Chapter 420

"You see, these are all the evidences I have collected. I found them in the company. Take a look at them for yourself. I didn't wrongly punish your innocent childhood."

Su nianan said quietly, and her eyes were filled with a touch of displeasure. For this kind of thing, she was really unhappy. After so long, she was tired of it.

The handsome man's eyebrows slightly frown, deep eyes, quietly looked at Su nianan.

"How did you get all this evidence? When I look at these, my heart is real, and I feel very sad! "

"In fact, you don't know that this woman has hurt my child before. Don't think I don't know these things. I just don't want to say it. I don't know how our first child died. I just don't want to say it."

Gao Ruizhou felt extremely uncomfortable for a moment. In fact, it's not the first time that he has learned about his children's persecution. In fact, he had doubts in his heart. But when he really heard such remarks and solid evidence, Duoduo shaoshao still felt a little uncomfortable.

"I can't say what it's like. Anyway, I just want to say that I didn't want to worry too much about it before, but what this woman has done over and over again is too hard for me to accept."

Now I really can't pretend that I haven't heard anything, or even seen anything, and fight for my life again and again. Then I can only make this woman pay some tragic price.

As she said this, Su nianan became more and more angry. She thought about all the sufferings she had suffered and her children died. She was not so sad. She couldn't tell what it was like. She was so sad that she couldn't help it.

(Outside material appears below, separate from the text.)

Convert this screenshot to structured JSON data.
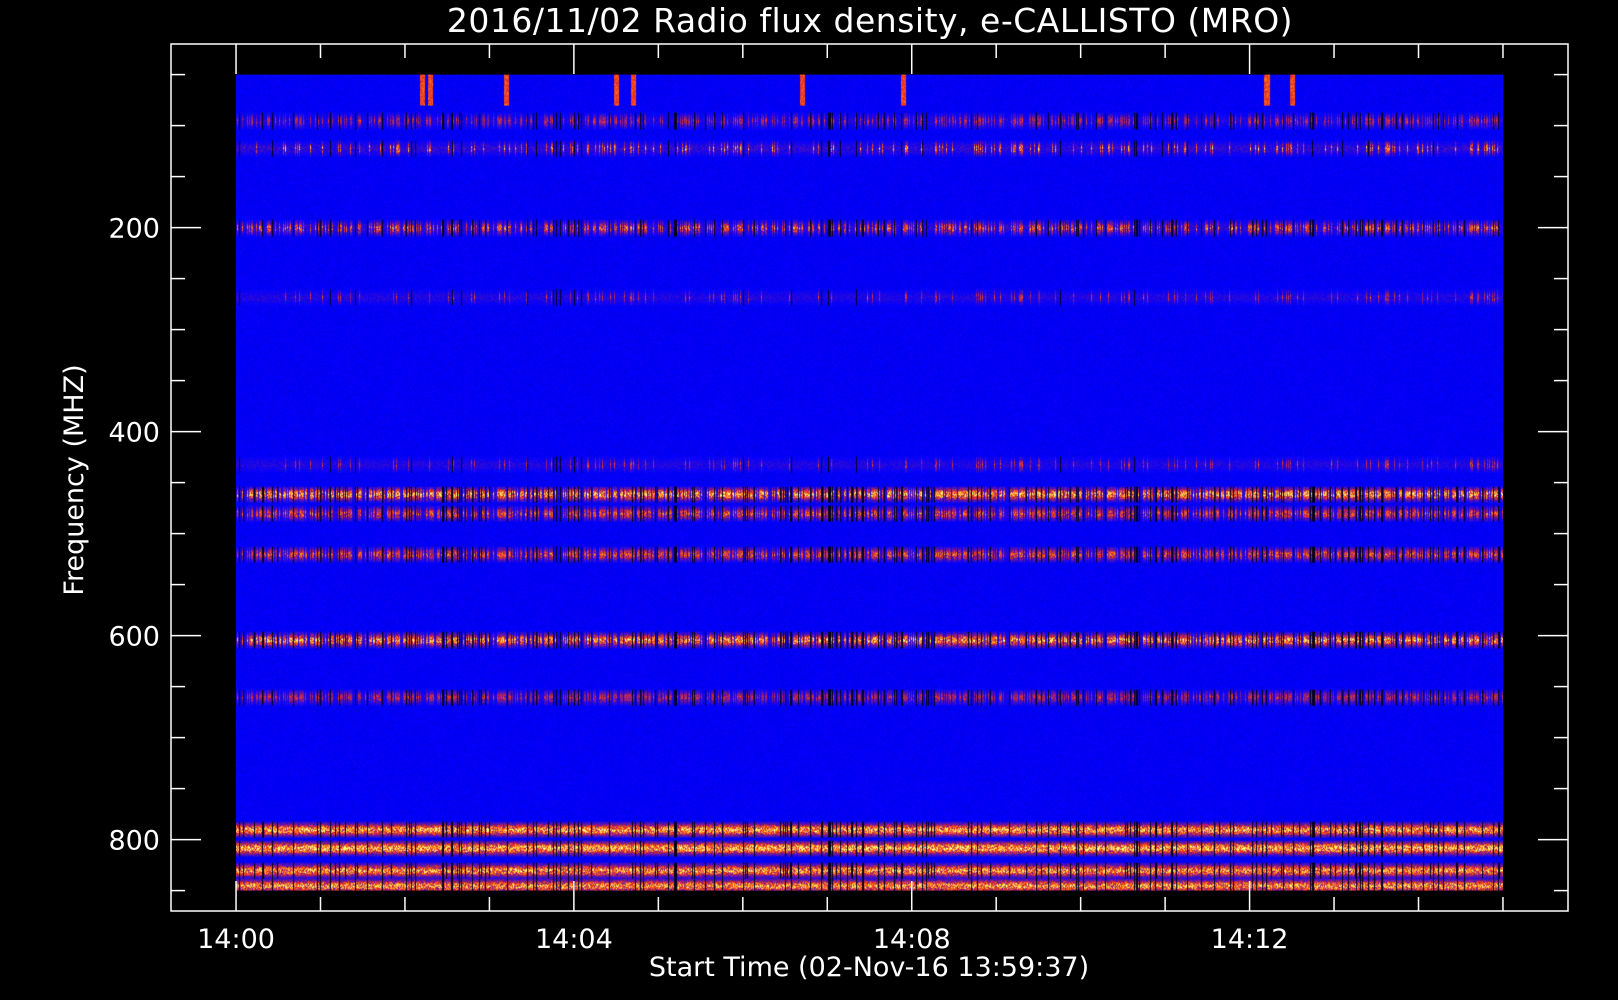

We came out of Gao's group with a lot of things. He was very uncomfortable in my heart. I couldn't say what it was like. I was nervous and had an indescribable feeling. I knew that this day was coming, but my heart was blocked by something. It was very uncomfortable and also very uncomfortable, This kind of taste makes me really want to be free from here. My heart is like a stone, because I feel that I can't get up and down. As time went by, I dragged my tired body to the law firm and saw a leisurely man waiting for me there, with a smile on his face, as if he already knew what I wanted to say.

"Nice girl. I've been waiting for you here for a long time. Give me the collected materials. I won't let you down. I'll fight this lawsuit very well. You should get it, right?"

I look at all these things in front of me and think about all kinds of things that will appear in the near future. There is something indescribable in my heart, such as joy and happiness, but there is also something indescribable. Later, I feel that the whole family is now fragmented, but now this fragmentation is not something I can save or prevent, It's as if it's doomed, and the only thing I can do now is to go down this road. I don't know what the end looks like, but I know that I must go down this lens like this. I don't have to regret the road, because time and all kinds of things have not allowed me to regret. There are too many things I don't have to regret the road, I have no way out.

I know that this road must be finished, so that I can be worthy of my children, do a lot of things I want to do, and have a good account of my children. This road may be a very painful Road, but I also have to go often. After finishing these materials, I put them in office 60, and I look forward to the court case in two days.

After I came out from the court office, my mobile phone rang faintly. My eyes fell on the screen of my mobile phone, and I saw the words above#@&

"You woman, what do you think?"

"Do you have to kill me to make you happy? I have something to say to you. I have to make it clear to you. "In this way, after one minute and one second, I finally came to the Starbucks cafe. I saw him alone, looking out of the window, but when I saw him, the expression on his face became fierce, I do not need to slowly sort out the thoughts, and then light mouth.

"What do you mean? What do you mean by calling me here again? If you have anything to tell me directly, pull me down if you don't want to. There's nothing to say between you and me. You're waiting for the lawsuit. This time, I have to put a lot of things into the court

As time goes by, I really feel bad in my heart. It's hard for me to talk about this woman's trickery&

"Then you can see if I have the ability to really make you. If I had been like this at the beginning, if I owed more, I would not have come to the end now. Your biggest failure is that you didn't force me to death at the beginning?"

After I finished this sentence, I walked out with dignity.

Gao Ruizhou, looking at all these things in front of the exhibition, had already changed things and people. The necklace was really full of emotion, but we had no choice. This is the way we chose. Now it's a noble person who has to walk. It's the next day when I turn around. The next morning, I came to the court early and sat quietly, looking at all the empty things. Few people showed up, My heart is like a huge stone, Shenzhen Guang is 100% able to win, but my heart is also a little bit can not say.

Time 1 minute 1 second past, my heart is completely back, do not know why the heart is particularly uncomfortable, although clearly know the result, but there is no pleasure in my heart.

Finally, all the people arrived at the scene, but the woman was late. In the huge courtroom, there was a lack of such a protagonist. There was an indescribable feeling in my heart. My heart was pounding in my chest, and a bad feeling swept through my mind. I always felt that this woman would run away, Then it's not good for me at all.